Eine ganze Anzahl von Wachleuten machten im Zeitraum von 1946 bis 1963 hin und wieder seltsame Erfahrungen. Von den äußersten Rändern bis zum Grund der tiefsten Höhlen hörte man ständig Leute reden, stöhnen und schluchzen; man nahm schreckliche Gerüche und kalte Punkte wahr und sah das „Ding“ mit den glühenden Augen. Sogar Gruppen von „Phantom-Häftlingen“ und „-Soldaten“ erschienen vor den Augen von erschrockenen Wachbeamten und Gästen sowie Familien, die auf der Insel lebten.

Manchmal erschien der alte Leuchtturm (der schon lange abgerissen war) in einem diffusen Nebel, begleitet von einem geisterhaften Pfeifton und einem grünen zuckenden Licht, das über die Insel leuchtete; so als ob der Leuchtturm noch in Betrieb sei. Die Erscheinung verschwand dann wieder vor den Augen der vor Schreck erstarrten Beamten und Besucher. Kanonenschüsse und Gewehrfeuer veranlassten oft Wachleute dazu, sich flach auf den Bauch fallen zu lassen in der Annahme, es seien Häftlinge ausgebrochen und in den Besitz von Waffen gelangt. Es fand sich nie eine Erklärung für die seltsamen Vorfälle. Eine verlassene Waschküche füllte sich manchmal mit starkem Rauch, als ob etwas in Flammen aufgegangen wäre. Der erstickende Rauch vertrieb die Wachleute aus dem Raum; nachdem sie ihn einige Minuten später wieder betraten, war der Qualm verschwunden. Die Erscheinung dieses geisterhaften Rauches trat im Laufe der Jahre oft auf.
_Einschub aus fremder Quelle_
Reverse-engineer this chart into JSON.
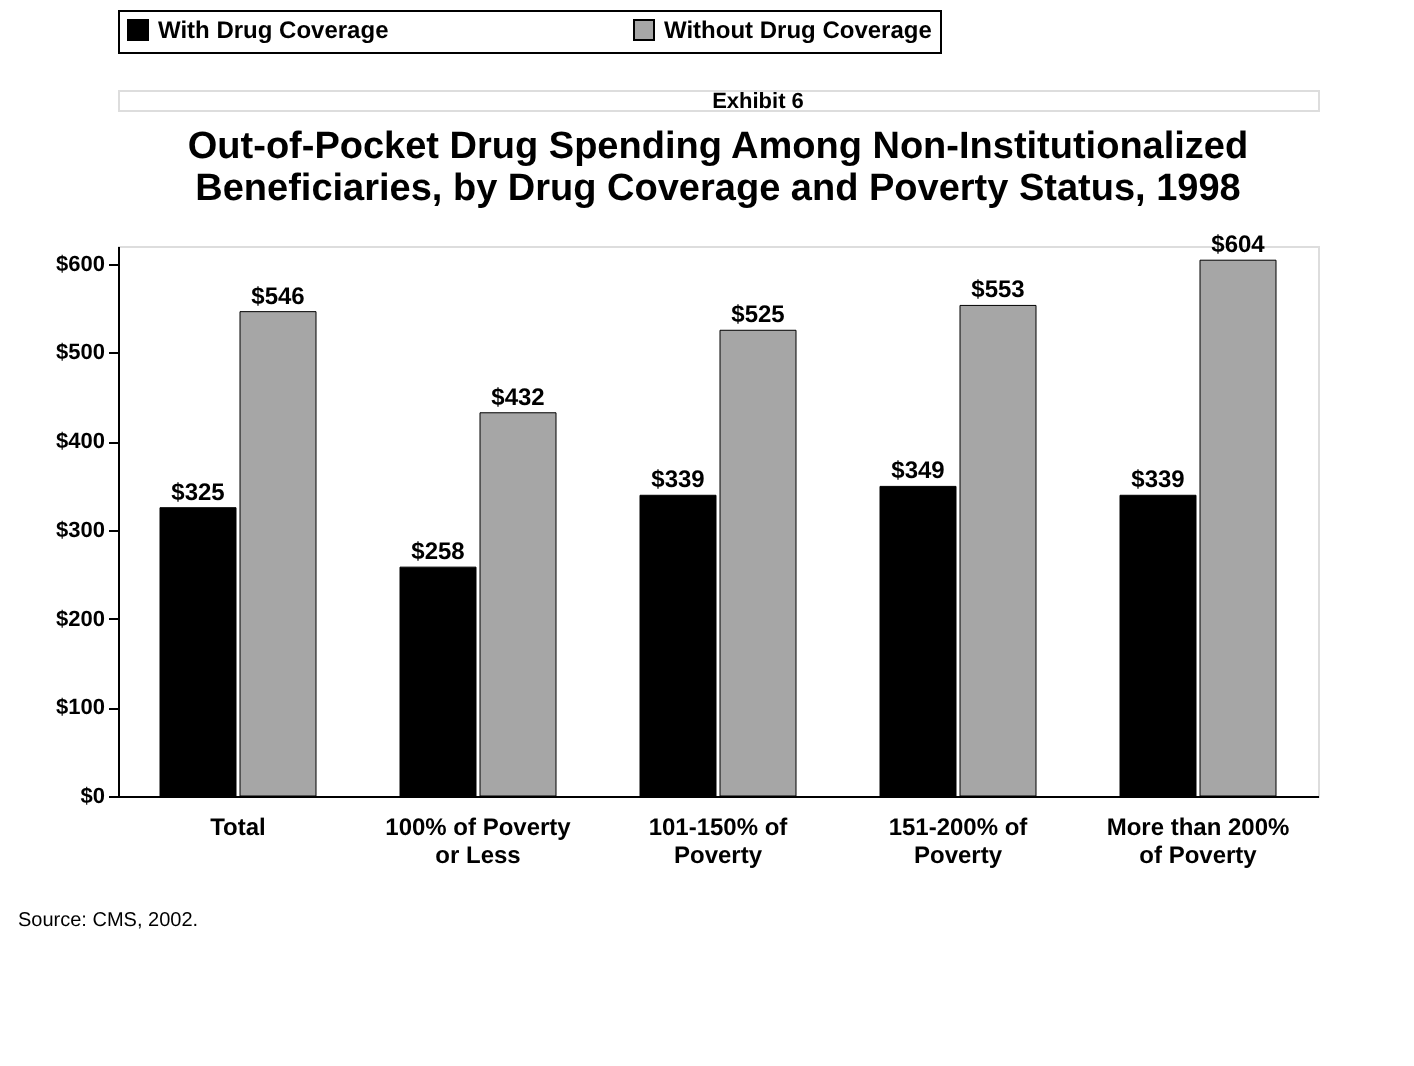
{
  "chart_data": {
    "type": "bar",
    "title": "Out-of-Pocket Drug Spending Among Non-Institutionalized\nBeneficiaries, by Drug Coverage and Poverty Status, 1998",
    "categories": [
      "Total",
      "100% of Poverty\nor Less",
      "101-150% of\nPoverty",
      "151-200% of\nPoverty",
      "More than 200%\nof Poverty"
    ],
    "series": [
      {
        "name": "With Drug Coverage",
        "color": "#000000",
        "values": [
          325,
          258,
          339,
          349,
          339
        ]
      },
      {
        "name": "Without Drug Coverage",
        "color": "#a6a6a6",
        "values": [
          546,
          432,
          525,
          553,
          604
        ]
      }
    ],
    "ylim": [
      0,
      620
    ],
    "yticks": [
      {
        "value": 0,
        "label": "$0"
      },
      {
        "value": 100,
        "label": "$100"
      },
      {
        "value": 200,
        "label": "$200"
      },
      {
        "value": 300,
        "label": "$300"
      },
      {
        "value": 400,
        "label": "$400"
      },
      {
        "value": 500,
        "label": "$500"
      },
      {
        "value": 600,
        "label": "$600"
      }
    ],
    "value_labels": [
      [
        "$325",
        "$258",
        "$339",
        "$349",
        "$339"
      ],
      [
        "$546",
        "$432",
        "$525",
        "$553",
        "$604"
      ]
    ],
    "grid": false,
    "legend": "top",
    "annotations": [
      "Exhibit 6",
      "Source:  CMS, 2002."
    ]
  }
}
Sogar Warden Johnston (der nicht an Geister glaubte) nahm während einer Tour von Gästen die er durch die Örtlichkeiten begleitete, die unverkennbaren Geräusche einer schluchzenden Frau wahr, so als ob sie aus den Wänden des Verlieses kämen. Als ob das nicht genug wäre blies plötzlich ein eiskalter Wind durch die Gruppe und ließ sie bis auf die Knochen schaudern, genau in dem Moment als das Schluchzen aufhörte. Die Reste des mittlerweile ausgebrannten Warden-Hauses waren seit den vierziger Jahren auch ein Fokus-Punkt für Sichtungen. Während einer Weihnachtsfeier wurden einige Wachleute schaudernd Zeugen der Erscheinung eines Mannes in grauem Anzug, mit breitkrempigem Hut und langen Koteletten. Als die Männer die Gestalt sahen wurde der Raum eisig kalt, das Feuer im Ofen wurde gelöscht und, nach weniger als einer Minute, verschwand der Mann.

Das sind nur einige der Geschichten über den Spuk in Alcatraz. Wenn Sie die jetzt die verlassenen Korridore dieses weltberühmten Gefängnisses besuchen, tun sie das mit wachem Geist und bereiten Sinnen; vielleicht hilft Ihnen Ihr sechster Sinn dabei, einige der vielen Geister, die Alcatraz bewohnen, aufzuspüren.